Enunciado
Carlos tinha 17 anos quando começou a trabalhar na sociedade empresária ABCD Ltda. No dia seguinte ao completar 18 anos foi dispensado. A sociedade empresária pagou as verbas rescisórias, mas não pagou as horas extras trabalhadas ao longo de todo o contrato de trabalho. Para o caso apresentado, na qualidade de advogado de Carlos, assinale a afirmativa correta.
Alternativas
- A.A ação deverá ser ajuizada no prazo de dois anos contados da dispensa.
- B.Sendo Carlos menor na época da contratação e durante quase todo o pacto laboral, não corre prescrição bienal, iniciando-se a quinquenal a partir da data da dispensa.
- C.A ação deverá ser proposta no prazo de cinco anos após a dispensa, já que Carlos era menor quando da contratação, não correndo prescrição.
- D.Não há prazo prescricional para ajuizamento da ação, pois não corre prescrição para o empregado menor e Carlos trabalhou sempre nessa condição.

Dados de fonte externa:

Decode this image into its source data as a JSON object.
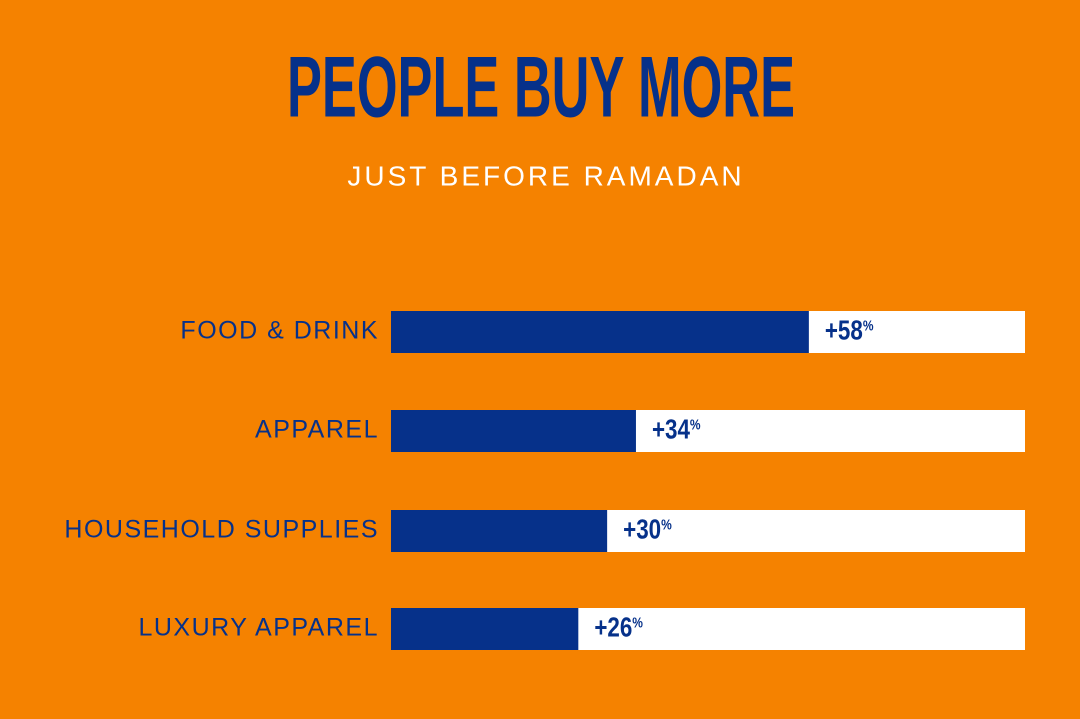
{
  "chart_data": {
    "type": "bar",
    "title": "PEOPLE BUY MORE",
    "subtitle": "JUST BEFORE RAMADAN",
    "categories": [
      "FOOD & DRINK",
      "APPAREL",
      "HOUSEHOLD SUPPLIES",
      "LUXURY APPAREL"
    ],
    "values": [
      58,
      34,
      30,
      26
    ],
    "value_labels": [
      "+58%",
      "+34%",
      "+30%",
      "+26%"
    ],
    "color": "#06318a",
    "track_color": "#ffffff",
    "xlim": [
      0,
      88
    ]
  }
}
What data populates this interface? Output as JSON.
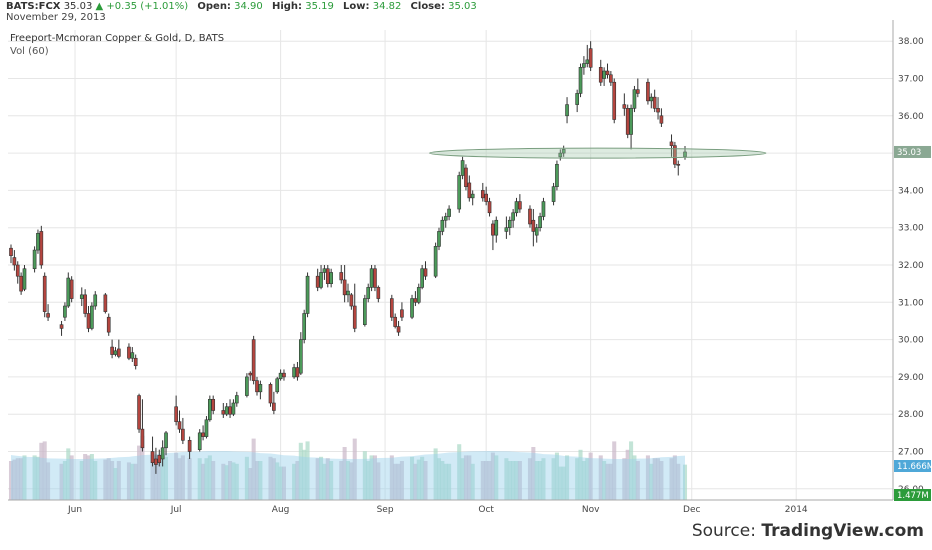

Gabarito: alternativa correta destacada.
Comentario
A questão aborda a prescrição trabalhista aplicada ao trabalhador menor de idade. De acordo com a legislação trabalhista brasileira, a prescrição não corre contra menores de 18 anos. No caso de Carlos, ele foi contratado aos 17 anos, período em que o prazo prescricional estava impedido de fluir. Ao completar 18 anos, o prazo prescricional (tanto o bienal quanto o quinquenal) passa a correr normalmente. Como ele foi dispensado no dia seguinte ao seu aniversário de 18 anos, o contrato de trabalho foi extinto quando ele já era plenamente capaz para fins laborais, iniciando-se, portanto, a contagem do prazo de 2 anos (prescrição bienal) para o ajuizamento da reclamação trabalhista, conforme a regra geral constitucional. As demais alternativas estão incorretas pois sugerem prazos inexistentes ou a inexistência total de prescrição, o que não condiz com a norma, que apenas suspende o prazo até a maioridade.
Base legal
A fundamentação jurídica repousa primordialmente no Artigo 440 da Consolidação das Leis do Trabalho (CLT), que estabelece de forma expressa que contra os menores de 18 anos não corre nenhum prazo de prescrição. Complementarmente, aplica-se o Artigo 7º, inciso XXIX, da Constituição Federal de 1988, que define o prazo prescricional de cinco anos para os trabalhadores urbanos e rurais, até o limite de dois anos após a extinção do contrato de trabalho. No caso concreto, a proteção do Art. 440 da CLT garantiu que o prazo não iniciasse enquanto Carlos tinha 17 anos, mas a partir da sua maioridade e subsequente dispensa, incide o prazo bienal para buscar o Judiciário.